Junge Frauen aus Rumänien berichten über ihre Erfahrungen mit Deutschland und was sie über die aktuelle Debatte über "Armutseinwanderung" denken.

Rumäninnen in Deutschland: Ist "Armutseinwanderung" ein Problem?

Seit Januar gilt die "Arbeitnehmerfreizügigkeit" innerhalb der EU auch für die Mitgliedsstaaten Rumänien und Bulgarien - Auslöser für eine erneute Diskussion über "Armutseinwanderung" nach Deutschland und mäßig freundliche Begrüßungsparolen ("Wer betrügt, der fliegt"). Die Europäische Union versucht gegenzusteuern: Am Montag stellte Sozialkommissar László Andor Kriterien für die Gewährung von Sozialleistungen für EU-Bürger vor, die Missbrauch und Betrug verhindern sollen.

Und was sagen die Rumänen selbst zur Diskussion? Wir haben Studentinnen und berufstätige Frauen gefragt, wie sie über die neue Mobilität, Deutschland und Europa denken.

"Es liegt an uns Rumänen, mit unserer Arbeit das Gegenteil zu beweisen"

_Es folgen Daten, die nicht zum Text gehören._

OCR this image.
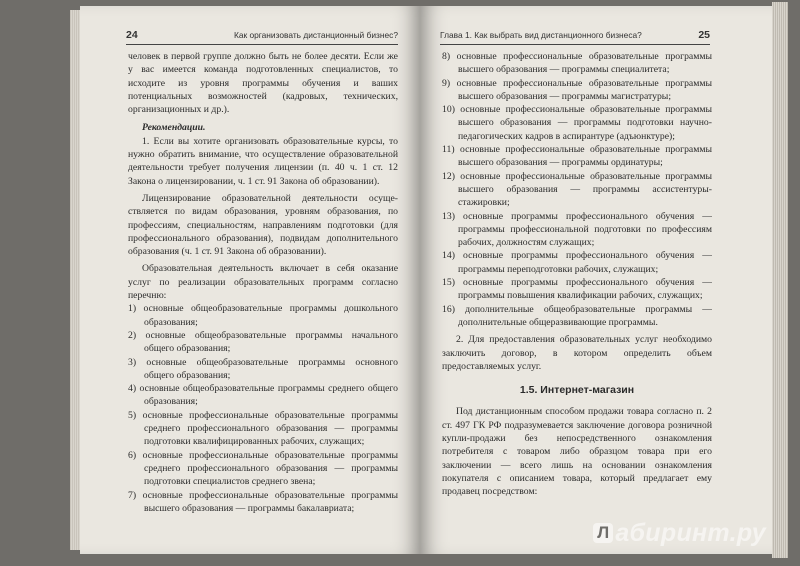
24	Как организовать дистанционный бизнес?

человек в первой группе должно быть не более десяти. Если же у вас имеется команда подготовленных специалистов, то исходите из уровня программы обучения и ваших потенциальных возможностей (кадровых, технических, организационных и др.).

Рекомендации.

1. Если вы хотите организовать образовательные курсы, то нужно обратить внимание, что осуществление образовательной деятельности требует получения лицензии (п. 40 ч. 1 ст. 12 Закона о лицензировании, ч. 1 ст. 91 Закона об образовании).

Лицензирование образовательной деятельности осуществляется по видам образования, уровням образования, по профессиям, специальностям, направлениям подготовки (для профессионального образования), подвидам дополнительного образования (ч. 1 ст. 91 Закона об образовании).

Образовательная деятельность включает в себя оказание услуг по реализации образовательных программ согласно перечню:

1) основные общеобразовательные программы дошкольного образования;

2) основные общеобразовательные программы начального общего образования;

3) основные общеобразовательные программы основного общего образования;

4) основные общеобразовательные программы среднего общего образования;

5) основные профессиональные образовательные программы среднего профессионального образования — программы подготовки квалифицированных рабочих, служащих;

6) основные профессиональные образовательные программы среднего профессионального образования — программы подготовки специалистов среднего звена;

7) основные профессиональные образовательные программы высшего образования — программы бакалавриата;

Глава 1. Как выбрать вид дистанционного бизнеса?	25

8) основные профессиональные образовательные программы высшего образования — программы специалитета;

9) основные профессиональные образовательные программы высшего образования — программы магистратуры;

10) основные профессиональные образовательные программы высшего образования — программы подготовки научно-педагогических кадров в аспирантуре (адъюнктуре);

11) основные профессиональные образовательные программы высшего образования — программы ординатуры;

12) основные профессиональные образовательные программы высшего образования — программы ассистентуры-стажировки;

13) основные программы профессионального обучения — программы профессиональной подготовки по профессиям рабочих, должностям служащих;

14) основные программы профессионального обучения — программы переподготовки рабочих, служащих;

15) основные программы профессионального обучения — программы повышения квалификации рабочих, служащих;

16) дополнительные общеобразовательные программы — дополнительные общеразвивающие программы.

2. Для предоставления образовательных услуг необходимо заключить договор, в котором определить объем предоставляемых услуг.

1.5. Интернет-магазин

Под дистанционным способом продажи товара согласно п. 2 ст. 497 ГК РФ подразумевается заключение договора розничной купли-продажи без непосредственного ознакомления потребителя с товаром либо образцом товара при его заключении — всего лишь на основании ознакомления покупателя с описанием товара, который предлагает ему продавец посредством:

Л абиринт.ру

"Armutseinwanderung?" Wie Rumäninnen Deutschland erleben
© T.Pfützner

"Ich hatte immer den Wunsch, andere Sprachen zu lernen und Kulturen zu entdecken. Darum bin ich froh, dass Rumänien Mitglied der EU ist. Die Möglichkeit, ohne Visum zu reisen, hatten meine Eltern in meinem Alter nicht. Ich kann mir gut vorstellen, für einige Zeit in Deutschland zu arbeiten. Die deutsche Automobilindustrie fand ich schon immer spannend. Leider glauben viele Deutsche, dass rumänische Zuwanderer lediglich vom deutschen Sozialsystem profitieren wollen. Aber Deutschland ist konkurrenzfähig und stark genug, um mit der Herausforderung umzugehen. Natürlich gibt es Vorurteile gegenüber Rumänen, die nicht über Nacht verschwinden werden. Aber es liegt an uns, mit unserer Arbeit das Gegenteil zu beweisen. Auch die ausländischen Medien sollten uns in unserem Kampf gegen Vorurteile unterstützen."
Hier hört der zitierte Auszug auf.